Short Bytes: The big names of American tech industry have expressed their support for Apple in its fight against the government’s demand to unlock the San Bernardino shooting iPhone for the FBI. However, the US government has just found an unlikely ally in the form of Microsoft co-founder Bill Gates. “They are not asking for some general thing, they are asking for a particular case,” Gates told the Financial Times.
Bill Gates labeled this incident as a specific case where the government has asked for access to important information. “They are not asking for some general thing, they are asking for a particular case,” Gates told the Financial Times.
The views of Bill Gates are opposite to the general sentiment of Silicon Valley, where people like Mark Zuckerberg and Sundar Pichai have said that Apple shouldn’t be forced to reveal its encryption keys to the FBI as it could be used as a backdoor by the law enforcement agency.
But, Bill Gates begs to differ and lists his own reservations. “It is no different than [the question of] should anybody ever have been able to tell the phone company to get information, should anybody be able to get at bank records. Let’s say the bank had tied a ribbon round the disk drive and said ‘don’t make me cut this ribbon because you’ll make me cut it many times,”‘ Gates says.
This statement has come amid a new war of words that was fuelled by Tim Cook’s letter to customers, expressing concerns that it would pave the way for numerous security issues.

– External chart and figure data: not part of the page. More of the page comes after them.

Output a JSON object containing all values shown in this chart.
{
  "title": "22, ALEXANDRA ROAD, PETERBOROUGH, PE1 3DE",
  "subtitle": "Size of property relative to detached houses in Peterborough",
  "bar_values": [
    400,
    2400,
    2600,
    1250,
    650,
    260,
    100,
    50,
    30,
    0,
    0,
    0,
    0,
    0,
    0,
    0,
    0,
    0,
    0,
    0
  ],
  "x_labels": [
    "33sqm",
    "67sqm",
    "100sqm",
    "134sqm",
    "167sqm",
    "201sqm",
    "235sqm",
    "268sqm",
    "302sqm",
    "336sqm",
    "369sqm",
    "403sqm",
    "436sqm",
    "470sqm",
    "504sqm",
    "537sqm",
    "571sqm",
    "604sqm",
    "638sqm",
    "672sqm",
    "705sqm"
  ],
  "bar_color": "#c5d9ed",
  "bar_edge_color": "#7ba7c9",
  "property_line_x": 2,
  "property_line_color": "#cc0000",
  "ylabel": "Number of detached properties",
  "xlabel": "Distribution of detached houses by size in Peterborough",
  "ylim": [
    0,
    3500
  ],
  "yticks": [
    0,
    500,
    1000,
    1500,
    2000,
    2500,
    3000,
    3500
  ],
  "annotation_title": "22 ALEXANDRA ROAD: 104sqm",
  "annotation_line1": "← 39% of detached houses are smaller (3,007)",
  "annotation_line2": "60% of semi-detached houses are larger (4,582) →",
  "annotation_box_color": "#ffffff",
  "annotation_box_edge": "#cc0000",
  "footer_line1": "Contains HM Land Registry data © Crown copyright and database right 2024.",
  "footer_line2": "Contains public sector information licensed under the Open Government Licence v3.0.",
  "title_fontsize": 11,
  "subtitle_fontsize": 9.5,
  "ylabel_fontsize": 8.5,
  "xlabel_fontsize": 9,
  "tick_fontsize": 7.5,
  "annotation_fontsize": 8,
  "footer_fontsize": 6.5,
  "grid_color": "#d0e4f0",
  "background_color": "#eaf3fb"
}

He said that Apple would fight the court order, igniting the ongoing battle between the American government and the technology industry. Notably, last week, a judge ordered Apple to lend “reasonable technical assistance” to FBI in unlocking the iPhone used by Syed Rizwan Farook, who killed 14 people in San Bernardino shooting.
Talking about the need of proper rules regarding such incidents, Bill Gates said, “I hope that we have that debate so that the safeguards are built and so people do not opt — and this will be country by country — [to say] it is better that the government does not have access to any information.”